The empty apartment felt like an oven with its windows closed and the AC off. A green leather sectional covered most of its pinewood floor, and high-tech appliances, some still in their boxes, cluttered the kitchen countertops.
“Momma and her boyfriend will want this couch,” Sam said, lip curled. “You need anything? Sheets, comforter, shit like that?”
Andrew stared at him. “I can’t take his stuff,”
“The cops are just going to bag it and incinerate it,” Sam said. “Don’t feel weird, okay? I wouldn’t offer it to you if you weren’t a Slav,”
Andrew sighed, “Ah, yes, ethnic partiality,”
“The only time we Slavs get along as a people,” Sam laughed. “Is when we’re sharing in someone else’s loss,”
In the bedroom, a clean white-down comforter tempted him.
Samil appeared with a black trash bag. “Since you live across Cooper,” he said, shoving it at him. “We’ll carry your haul over tonight,”
Andrew sighed. “This is fucked up,”
“He’s got soap in here,” Sam said, pushing a travel kit satchel at him. “Scissors, mirror, tweezers, nail clippers.”

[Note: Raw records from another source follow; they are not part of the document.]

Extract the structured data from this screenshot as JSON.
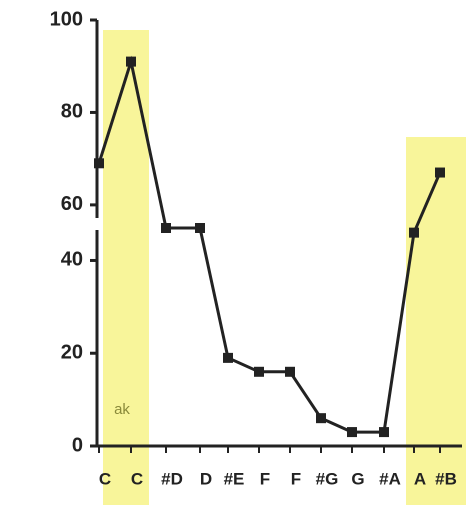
{
  "chart_data": {
    "type": "line",
    "categories": [
      "C",
      "C",
      "#D",
      "D",
      "#E",
      "F",
      "F",
      "#G",
      "G",
      "#A",
      "A",
      "#B"
    ],
    "values": [
      69,
      91,
      47,
      47,
      19,
      16,
      16,
      6,
      3,
      3,
      46,
      67
    ],
    "color": "#222222",
    "segments": [
      {
        "ylim": [
          0,
          47
        ],
        "yticks": [
          0,
          20,
          40
        ]
      },
      {
        "ylim": [
          55,
          100
        ],
        "yticks": [
          60,
          80,
          100
        ]
      }
    ],
    "annotation": "ak"
  }
}
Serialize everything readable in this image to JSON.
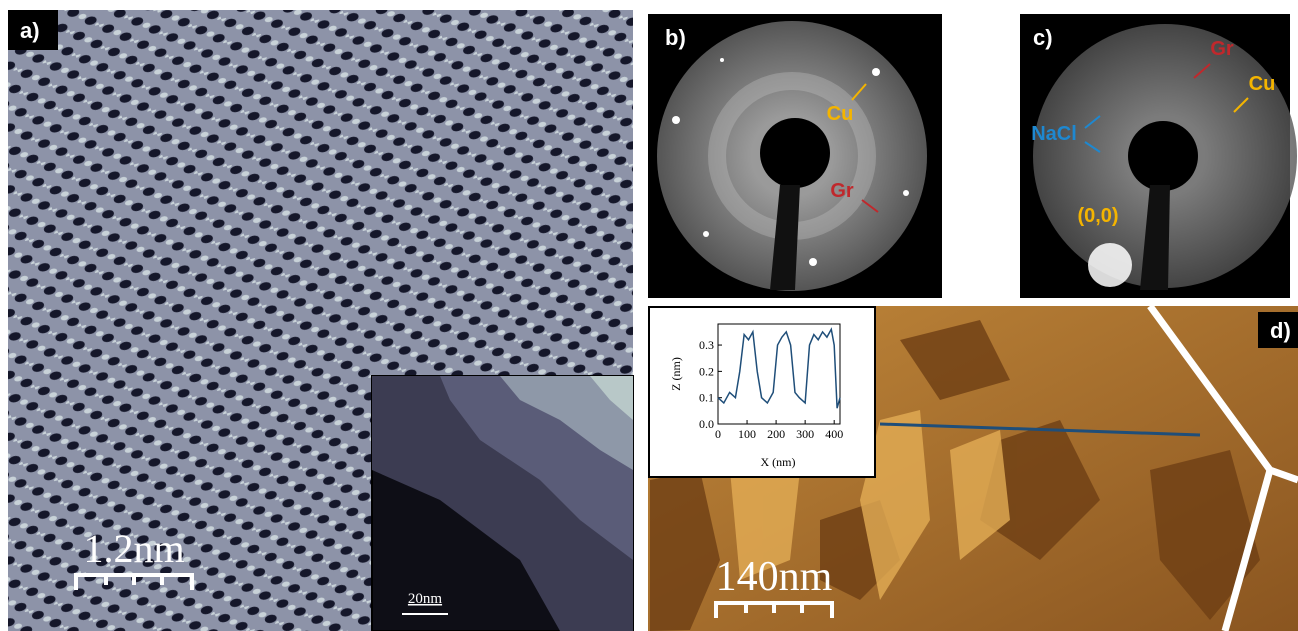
{
  "panels": {
    "a": {
      "label": "a)",
      "scale": "1.2nm",
      "inset_scale": "20nm"
    },
    "b": {
      "label": "b)",
      "cu": "Cu",
      "gr": "Gr"
    },
    "c": {
      "label": "c)",
      "gr": "Gr",
      "cu": "Cu",
      "nacl": "NaCl",
      "origin": "(0,0)"
    },
    "d": {
      "label": "d)",
      "scale": "140nm"
    }
  },
  "chart_data": {
    "type": "line",
    "xlabel": "X (nm)",
    "ylabel": "Z (nm)",
    "x": [
      0,
      20,
      40,
      60,
      75,
      90,
      105,
      120,
      135,
      150,
      170,
      190,
      205,
      220,
      235,
      250,
      265,
      280,
      300,
      315,
      330,
      345,
      360,
      375,
      390,
      400,
      410,
      420
    ],
    "values": [
      0.1,
      0.08,
      0.12,
      0.1,
      0.2,
      0.34,
      0.32,
      0.35,
      0.2,
      0.1,
      0.08,
      0.12,
      0.3,
      0.33,
      0.35,
      0.3,
      0.12,
      0.1,
      0.08,
      0.3,
      0.34,
      0.32,
      0.35,
      0.33,
      0.36,
      0.3,
      0.06,
      0.1
    ],
    "color": "#1f4e79",
    "xlim": [
      0,
      420
    ],
    "ylim": [
      0,
      0.38
    ],
    "xticks": [
      0,
      100,
      200,
      300,
      400
    ],
    "yticks": [
      {
        "value": 0,
        "label": "0.0"
      },
      0.1,
      0.2,
      0.3
    ]
  }
}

“I can’t take any of this,” he argued.
“Look,” Sam said. “You’ll need this shit when the job ends in July.”
Andrew faced him. “The job ends in July?”
“Yeah, after the Fourth, they hire a trendy band for the mid-summer tourists. We return in September when our boring regulars get back from their Miami vacays.” Sam stopped filling his bag with folded towels and looked at him. “You didn’t know the gig was seasonal?”
Andrew sat on the bed without answering.
“Save your checks to pay your rent and score costly crap like soap, shampoo, and clothes from my brother.” Sam opened the closet. “These are his old roommate’s clothes. I think he’s my size, and I’m your size. So, it all works out,”
Andrew blinked. “Boy, you are not my size,”
“You best shut up, twinkzilla,” said Sam.
“You’re like, three of me,”
“What did I just say?” Sam warned with a grin.
Against his better judgment, Andrew took what he could carry; two sheet sets, a comforter, pillows with cases, two sticks of deodorant, two pads of paper, and a pack of pens. Sam, meanwhile, snatched up a small color television with a game console attached.
The roommate’s clothes were too high-end for Andrew, and not one of the mostly three-piece suits and designers socks fit Samil. After a time, they’d filled enough bags and were preparing to leave when Andrew spotted something under the bed.
It was a worn leather violin case.
Sam stood over him as he unlocked its dingy nickel clasps. The instrument’s honeyed varnish gleamed under blackened ribs and a scroll. Dark maple stripes ran down its two-piece back, their fine yet uneven grain native to a Vladimir Pilar.
“That ain’t my brother’s,” Sam whispered, admiring it. “Konni don’t play anything except Nintendo and cards.”
Andrew pressed his cheek to the instrument’s back.
Samil bent over and looked him in the eyes. “Magical wood, huh?”
“Something like that,” Andrew said, face hot. “Are you taking this home?”
“The strings on that wood are too small,” Sam spoke like a true cellist. “Listen, for me, playing the strings is a paycheck. For you, it’s clearly a sexual orientation.”
Andrew gently placed the piece back in its case.
“I can’t take this,” he whispered, caressing its fingerboard.
Sam said, “It’s you or the police,”
“They would auction a Pilar,” said Andrew. “They wouldn’t burn it, right?”
“We’re talking about the NYPD,” Sam said. “That shit’s getting burned,”
Andrew trekked back to Saint Mark’s with the violin under his arm and two overloaded trash bags in his hands.
The usual nighttime crowd loitered near the front entry, eyeing him and Sam, a bag on his back, as they passed through with their loot.
Once locked inside, Sam decreed his room as the perfect hide-out.
Slavic blood compelled them to tack several colorful quilts to the wall, hiding the peeled paint and cracked plaster. The hotel’s ratty sheets lay in a bundle on the floor, replaced by midnight blue satin and an oversized white comforter. Sam tossed two large square pillows at Andrew, who anticipated snuggling them to stave off the AC’s cold. This was his best day in New York despite the spontaneous larceny.